Paul VI a donc pu se glo­ri­fier d’avoir ren­ver­sé le régime de Fran­co, comme il avait pré­cé­dem­ment contri­bué au désar­me­ment moral d’Oliveira Sala­zar, tant au Por­tu­gal que dans la guerre colo­niale qu’il menait en Afrique.

Le car­di­nal Rou­co Vare­la, arche­vêque de Madrid, rela­teur du tout der­nier synode des évêques euro­péens, n’est-il pas repré­sen­ta­tif d’une sen­si­bi­li­té nou­velle de l’épiscopat espa­gnol qui vou­drait une pré­sence plus offen­sive de l’Eglise dans la démo­cra­tie ? Quelles sont les chances de cette ten­ta­tive ?
A l’époque de la tran­si­tion poli­tique (Dada­glio-Tarancón), les milieux ecclé­sias­tiques domi­nants (pro­gres­sistes) ont esti­mé qu’il serait pré­fé­rable qu’aucun par­ti ne se qua­li­fie de chré­tien pour ne pas entra­ver la libre déci­sion poli­tique. On espé­rait sans doute que le par­ti le plus conser­va­teur (suc­ces­si­ve­ment : l’UDC, l’Alianza, le Par­ti­do Popu­lar) ferait du catho­li­cisme un élé­ment de son pro­gramme, au moins pour pou­voir comp­ter sur le vote catho­lique. Il n’en a pas été ain­si au point qu’aucun par­ti ne fait aujourd’hui men­tion d’une quel­conque ins­pi­ra­tion reli­gieuse.

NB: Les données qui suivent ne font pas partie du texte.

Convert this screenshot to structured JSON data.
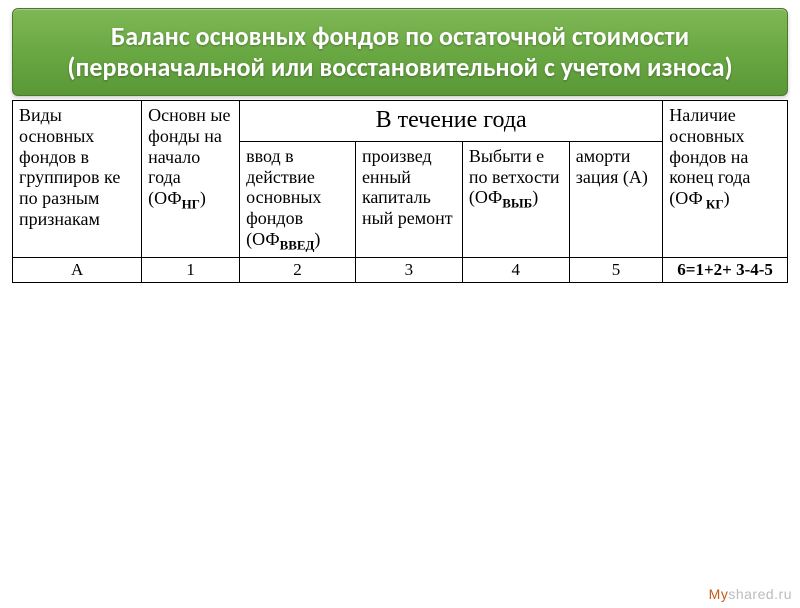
{
  "header": {
    "title": "Баланс основных фондов по остаточной стоимости (первоначальной или восстановительной с учетом износа)"
  },
  "table": {
    "colA": "Виды основных фондов в группиров ке   по разным признакам",
    "col1_pre": "Основн ые фонды на начало года (ОФ",
    "col1_sub": "НГ",
    "col1_post": ")",
    "group_header": "В течение года",
    "col2_pre": "ввод в действие основных фондов (ОФ",
    "col2_sub": "ВВЕД",
    "col2_post": ")",
    "col3": "произвед енный капиталь ный ремонт",
    "col4_pre": "Выбыти е по ветхости (ОФ",
    "col4_sub": "ВЫБ",
    "col4_post": ")",
    "col5": "аморти зация (А)",
    "col6_pre": "Наличие основных фондов на конец года (ОФ",
    "col6_sub": " КГ",
    "col6_post": ")",
    "numA": "А",
    "num1": "1",
    "num2": "2",
    "num3": "3",
    "num4": "4",
    "num5": "5",
    "num6": "6=1+2+ 3-4-5"
  },
  "watermark": {
    "brand": "My",
    "domain": "shared.ru"
  },
  "colors": {
    "banner_top": "#7fb856",
    "banner_bottom": "#5a9838",
    "banner_border": "#4a7830",
    "text_white": "#ffffff",
    "table_border": "#000000",
    "wm_brand": "#c75a14",
    "wm_domain": "#bcbcbc",
    "background": "#ffffff"
  }
}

C’est sans doute pour remé­dier, autant que pos­sible, à une situa­tion aus­si péna­li­sante qu’on a convo­qué un congrès sous les aus­pices de l’Université San Pablo-CEU (issue de l’ancienne Démo­cra­tie chré­tienne fon­dée par Her­re­ra Oria), patron­né par le nonce apos­to­lique (selon ce qu’on annon­çait, mais qui n’est pas venu, parce qu’il aurait été malade) et pré­si­dé par le car­di­nal Rou­co Vare­la, arche­vêque de Madrid, pré­sident de la Confé­rence épis­co­pale, sous le titre « Catho­liques et vie publique ». Dans ce congrès sont inter­ve­nus entre autres ora­teurs, des poli­ti­ciens qui ont mal­gré tout favo­ri­sé, par action ou par omis­sion, les lois sur le divorce, sur la dépé­na­li­sa­tion de l’avortement et de la por­no­gra­phie, sur l’homosexualité publique, etc. A pre­mière vue, il ne s’agit pas de créer un par­ti catho­lique mais de pas­ser une couche de ver­nis reli­gieux sur le par­ti conser­va­teur actuel­le­ment au pou­voir. Le congrès s’est d’ailleurs ache­vé sans que soient adop­tées des conclu­sions ou une décla­ra­tion finale.